Tanyah Hameed is currently a Research and Policy Associate at the Government Outcomes Lab, a research centre at the University of Oxford. She works with the UK government to research innovations in social policy (e.g. outcomes based financing and impact bonds), addressing complex and costly social problems. She is particularly interested in the potential role that cross sector collaborations and social impact investment play in these emerging policy tools, within both higher income and lower middle income countries.
Her work seeks to build evidence around these new policy tools and inform government decision-making around public service delivery and financing. Using mixed methods, her research projects range across policy areas such as children's social care, mental health and employment, COVID-19 adaptation, refugee support, and public sector reform. She leads on designing and conducting evaluations on UK government programmes, and developing transparent standardised data reporting. She also helps disseminate research to diverse international audiences, and participates in policy dialogue with central and local governments in the UK and beyond.
Joanna leads the UK government's work on refugee integration working across Whitehall, with local authorities and with external stakeholders (UN agencies, businesses, social investors, funders and academics). She previously set up and led a multidisciplinary team to deliver a cross-government programme for the Chief Executive of the Civil Service on the effectiveness of UK Government grant-making.
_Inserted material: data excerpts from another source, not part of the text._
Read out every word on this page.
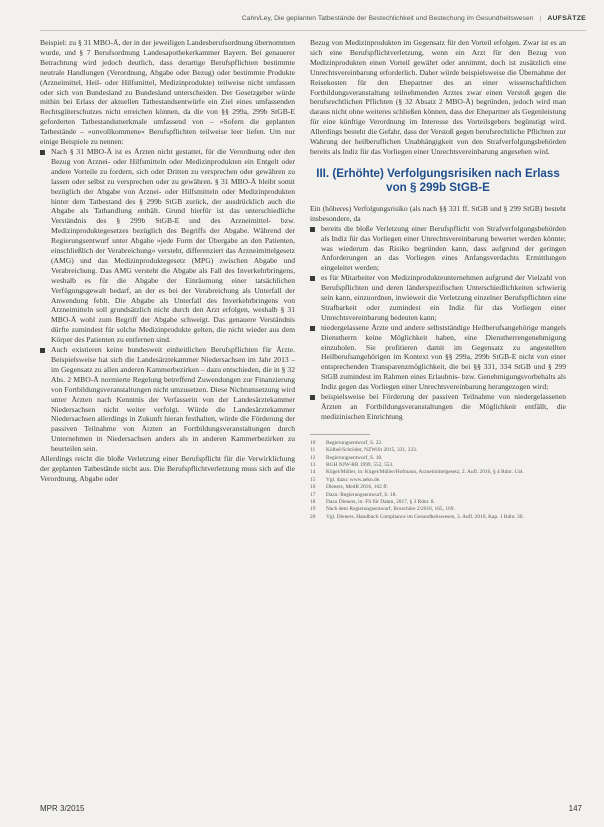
Cahn/Ley, Die geplanten Tatbestände der Bestechlichkeit und Bestechung im Gesundheitswesen | AUFSÄTZE

Beispiel: zu § 31 MBO-Ä, der in der jeweiligen Landesberufsordnung übernommen wurde, und § 7 Berufsordnung Landesapothekerkammer Bayern. Bei genauerer Betrachtung wird jedoch deutlich, dass derartige Berufspflichten bestimmte neutrale Handlungen (Verordnung, Abgabe oder Bezug) oder bestimmte Produkte (Arzneimittel, Heil- oder Hilfsmittel, Medizinprodukte) teilweise nicht umfassen oder sich von Bundesland zu Bundesland unterscheiden. Der Gesetzgeber würde mithin bei Erlass der aktuellen Tatbestandsentwürfe ein Ziel eines umfassenden Rechtsgüterschutzes nicht erreichen können, da die von §§ 299a, 299b StGB-E geforderten Tatbestandsmerkmale umfassend von – »Sofern die geplanten Tatbestände – »unvollkommene« Berufspflichten teilweise leer liefen. Um nur einige Beispiele zu nennen:

Nach § 31 MBO-Ä ist es Ärzten nicht gestattet, für die Verordnung oder den Bezug von Arznei- oder Hilfsmitteln oder Medizinprodukten ein Entgelt oder andere Vorteile zu fordern, sich oder Dritten zu versprechen oder gewähren zu lassen oder selbst zu versprechen oder zu gewähren. § 31 MBO-Ä bleibt somit bezüglich der Abgabe von Arznei- oder Hilfsmitteln oder Medizinprodukten hinter dem Tatbestand des § 299b StGB zurück, der ausdrücklich auch die Abgabe als Tathandlung enthält. Grund hierfür ist das unterschiedliche Verständnis des § 299b StGB-E und des Arzneimittel- bzw. Medizinproduktegesetzes bezüglich des Begriffs der Abgabe. Während der Regierungsentwurf unter Abgabe »jede Form der Übergabe an den Patienten, einschließlich der Verabreichung« versteht, differenziert das Arzneimittelgesetz (AMG) und das Medizinproduktegesetz (MPG) zwischen Abgabe und Verabreichung. Das AMG versteht die Abgabe als Fall des Inverkehrbringens, weshalb es für die Abgabe der Einräumung einer tatsächlichen Verfügungsgewalt bedarf, an der es bei der Verabreichung als Unterfall der Anwendung fehlt. Die Abgabe als Unterfall des Inverkehrbringens von Arzneimitteln soll grundsätzlich nicht durch den Arzt erfolgen, weshalb § 31 MBO-Ä wohl zum Begriff der Abgabe schweigt. Das genauere Verständnis dürfte zumindest für solche Medizinprodukte gelten, die nicht wieder aus dem Körper des Patienten zu entfernen sind.
Auch existieren keine bundesweit einheitlichen Berufspflichten für Ärzte. Beispielsweise hat sich die Landesärztekammer Niedersachsen im Jahr 2013 – im Gegensatz zu allen anderen Kammerbezirken – dazu entschieden, die in § 32 Abs. 2 MBO-Ä normierte Regelung betreffend Zuwendungen zur Finanzierung von Fortbildungsveranstaltungen nicht umzusetzen. Diese Nichtumsetzung wird unter Ärzten nach Kenntnis der Verfasserin von der Landesärztekammer Niedersachsen nicht weiter verfolgt. Würde die Landesärztekammer Niedersachsen allerdings in Zukunft hieran festhalten, würde die Förderung der passiven Teilnahme von Ärzten an Fortbildungsveranstaltungen durch Unternehmen in Niedersachsen anders als in anderen Kammerbezirken zu beurteilen sein.

Allerdings reicht die bloße Verletzung einer Berufspflicht für die Verwirklichung der geplanten Tatbestände nicht aus. Die Berufspflichtverletzung muss sich auf die Verordnung, Abgabe oder

Bezug von Medizinprodukten im Gegensatz für den Vorteil erfolgen. Zwar ist es an sich eine Berufspflichtverletzung, wenn ein Arzt für den Bezug von Medizinprodukten einen Vorteil gewährt oder annimmt, doch ist zusätzlich eine Unrechtsvereinbarung erforderlich. Daher würde beispielsweise die Übernahme der Reisekosten für den Ehepartner des an einer wissenschaftlichen Fortbildungsveranstaltung teilnehmenden Arztes zwar einen Verstoß gegen die berufsrechtlichen Pflichten (§ 32 Absatz 2 MBO-Ä) begründen, jedoch wird man daraus nicht ohne weiteres schließen können, dass der Ehepartner als Gegenleistung für eine künftige Verordnung im Interesse des Vorteilsgebers begünstigt wird. Allerdings besteht die Gefahr, dass der Verstoß gegen berufsrechtliche Pflichten zur Wahrung der heilberuflichen Unabhängigkeit von den Strafverfolgungsbehörden bereits als Indiz für das Vorliegen einer Unrechtsvereinbarung angesehen wird.

III. (Erhöhte) Verfolgungsrisiken nach Erlass von § 299b StGB-E

Ein (höheres) Verfolgungsrisiko (als nach §§ 331 ff. StGB und § 299 StGB) besteht insbesondere, da

bereits die bloße Verletzung einer Berufspflicht von Strafverfolgungsbehörden als Indiz für das Vorliegen einer Unrechtsvereinbarung bewertet werden könnte; was wiederum das Risiko begründen kann, dass aufgrund der geringen Anforderungen an das Vorliegen eines Anfangsverdachts Ermittlungen eingeleitet werden;
es für Mitarbeiter von Medizinprodukteunternehmen aufgrund der Vielzahl von Berufspflichten und deren länderspezifischen Unterschiedlichkeiten schwierig sein kann, einzuordnen, inwieweit die Verletzung einzelner Berufspflichten eine Strafbarkeit oder zumindest ein Indiz für das Vorliegen einer Unrechtsvereinbarung bedeuten kann;
niedergelassene Ärzte und andere selbstständige Heilberufsangehörige mangels Dienstherrn keine Möglichkeit haben, eine Dienstherrengenehmigung einzuholen. Sie profitieren damit im Gegensatz zu angestellten Heilberufsangehörigen im Kontext von §§ 299a, 299b StGB-E nicht von einer entsprechenden Transparenzmöglichkeit, die bei §§ 331, 334 StGB und § 299 StGB zumindest im Rahmen eines Erlaubnis- bzw. Genehmigungsvorbehalts als Indiz gegen das Vorliegen einer Unrechtsvereinbarung herangezogen wird;
beispielsweise bei Förderung der passiven Teilnahme von niedergelassenen Ärzten an Fortbildungsveranstaltungen die Möglichkeit entfällt, die medizinischen Einrichtung
10	Regierungsentwurf, S. 22.
11	Kölbel/Schröder, NZWiSt 2015, 331, 333.
12	Regierungsentwurf, S. 18.
13	BGH NJW-RR 1999, 552, 553.
14	Kügel/Müller, in: Kügel/Müller/Hofmann, Arzneimittelgesetz, 2. Aufl. 2016, § 4 Rdnr. 134.
15	Vgl. dazu: www.aekn.de.
16	Dieners, MedR 2016, 162 ff.
17	Dazu: Regierungsentwurf, S. 18.
18	Dazu Dieners, in: FS für Dahm, 2017, § 3 Rdnr. 8.
19	Nach dem Regierungsentwurf, Broschüre 2/2016, 165, 169.
20	Vgl. Dieners, Handbuch Compliance im Gesundheitswesen, 3. Aufl. 2010, Kap. 1 Rdnr. 30.
MPR 3/2015	147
Samir has extensive experience in employment and impact investment. He currently works as Head of Program Management at S-Bank. He manages two impact investment funds focusing on employment and integration of immigrants and employment of those experiencing long-term unemployment. He previously worked as founder and CEO of a recruitment company for 10 years. After that, he joined a small fund management company that specialises in social impact bonds.
Samir has deep expertise in building impact investment funds from start to finish. His experience includes fund set up, fundraising, financial modeling and development and management of intervention programs. He is also among the leading experts on innovative public-private partnerships in the employment sector in Finland.